Ein Investor möchte im Westen der Gemeinde Reichshof einen Discounter errichten. Denn in dieser Region ist die Versorgungslage schlecht.
NahversorgungInvestor möchte Discounter im Westen von Reichshof bauen

Eine Frau kauft in einem Supermarkt ein
Copyright: dpa (Symbolfoto)
Die Nahversorgungssituation im Westen der Gemeinde Reichshof, im Bereich um die Ortschaften Ohlhagen, Hunsheim und Berghausen, ist schlecht. Aber das könnte sich ändern: Ein Investor ist daran interessiert, am Ortsrand von Hunsheim einen kleinen Discounter, Größenordnung rund 800 Quadratmeter, zu errichten.
Das teilte Sarah Schmidt, allgemeine Vertreterin von Bürgermeister Jan Gutowski, in der jüngsten Ratssitzung mit und überraschte Politik und Öffentlichkeit mit dieser frohen Botschaft. Theoretisch könnte die Politik noch in diesem Jahr die Weichen zur Umsetzung des Bauprojektes stellen, sagte sie.
Verschiedene Behörden müssen zustimmen
Zuvor sind allerdings noch verschiedene Behörden gefragt, etwa der Oberbergische Kreis und die Bezirksregierung, denn es müsste beispielsweise der Flächennutzungsplan geändert werden. Sarah Schmidt reagierte mit ihrem Bericht auf einen CDU-Antrag, der sich mit der Versorgungslage in genau dem bezeichneten Bereich beschäftigt. Versehen mit einer umfangreichen Begründung, hatte die CDU den Antrag gestellt, im Bereich Hunsheim/Berghausen die Nahversorgung als Thema zu priorisieren und ein entsprechendes Versorgungskonzept zu erarbeiten.

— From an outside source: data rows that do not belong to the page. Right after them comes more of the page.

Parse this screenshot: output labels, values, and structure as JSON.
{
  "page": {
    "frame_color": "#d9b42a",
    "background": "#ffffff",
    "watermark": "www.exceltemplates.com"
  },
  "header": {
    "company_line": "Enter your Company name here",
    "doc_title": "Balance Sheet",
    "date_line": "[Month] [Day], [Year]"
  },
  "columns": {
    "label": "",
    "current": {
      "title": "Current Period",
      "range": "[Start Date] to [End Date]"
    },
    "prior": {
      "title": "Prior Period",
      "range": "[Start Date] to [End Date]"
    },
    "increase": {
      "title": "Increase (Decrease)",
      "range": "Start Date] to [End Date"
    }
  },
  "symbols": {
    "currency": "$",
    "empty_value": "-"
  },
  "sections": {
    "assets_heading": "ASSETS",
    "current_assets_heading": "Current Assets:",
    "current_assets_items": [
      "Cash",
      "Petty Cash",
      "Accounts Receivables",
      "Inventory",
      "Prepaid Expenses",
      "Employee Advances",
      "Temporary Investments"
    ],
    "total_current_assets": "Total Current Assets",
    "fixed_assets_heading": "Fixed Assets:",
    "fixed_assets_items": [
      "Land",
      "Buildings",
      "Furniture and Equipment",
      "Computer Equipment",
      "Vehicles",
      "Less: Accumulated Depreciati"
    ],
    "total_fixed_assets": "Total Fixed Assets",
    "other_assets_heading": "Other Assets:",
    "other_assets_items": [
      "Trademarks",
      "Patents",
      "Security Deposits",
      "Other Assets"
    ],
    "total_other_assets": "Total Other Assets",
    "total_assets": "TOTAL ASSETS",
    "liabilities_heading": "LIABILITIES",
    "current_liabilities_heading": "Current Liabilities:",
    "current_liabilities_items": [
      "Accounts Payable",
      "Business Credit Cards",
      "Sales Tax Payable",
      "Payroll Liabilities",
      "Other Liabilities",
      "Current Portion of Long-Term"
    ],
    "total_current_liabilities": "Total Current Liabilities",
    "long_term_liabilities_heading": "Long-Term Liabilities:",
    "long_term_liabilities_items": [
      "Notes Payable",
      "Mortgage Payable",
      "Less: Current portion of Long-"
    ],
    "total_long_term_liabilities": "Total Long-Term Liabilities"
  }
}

Für die CDU skizzierte der Hunsheimer Benjamin Häcke, dass sich die Situation in den letzten Jahren weiter verschlechtert hätte: „Die Bäckerei in Mittelagger wurde bereits geschlossen, die Bäckerei in Marienhagen wird im Sommer ebenfalls schließen. Damit fällt ein weiterer wichtiger Versorgungspunkt weg“, so Häcke. „Besonders kritisch ist, dass es sich um einen der vier Siedlungsschwerpunkte in Reichshof handelt“, so der CDU-Ratsherr, der betonte: „Am Ende geht es um mehr als die reine Versorgung. Es geht um Lebensqualität, um Zusammenhalt und um die Zukunftsfähigkeit unserer Ortschaften.“
Rund 3000 Menschen leben in dem Bereich
Rund 3000 Menschen leben in dem bezeichneten Bereich nördlich und südlich der Autobahn A4 , der sich laut CDU-Antrag über die Ortschaften Hunsheim, Berghausen, Alpe, Dorn, Ohlhagen, Freckhausen, Komp, Rabenschlade, Pettseifen, Wald, Schönenbach und Mennkausen erstreckt. Sarah Schmidt erinnerte, dass die Reichshofer Verwaltung das Thema seit mehr als zehn Jahren verfolge und in diesem Zeitraum zahlreiche Schritte unternommen habe, sowohl unter der Ägide des langjährigen Bürgermeisters Rüdigers Gennies als auch seit dem Amtsantritt von Jan Gutowski im Herbst 2025.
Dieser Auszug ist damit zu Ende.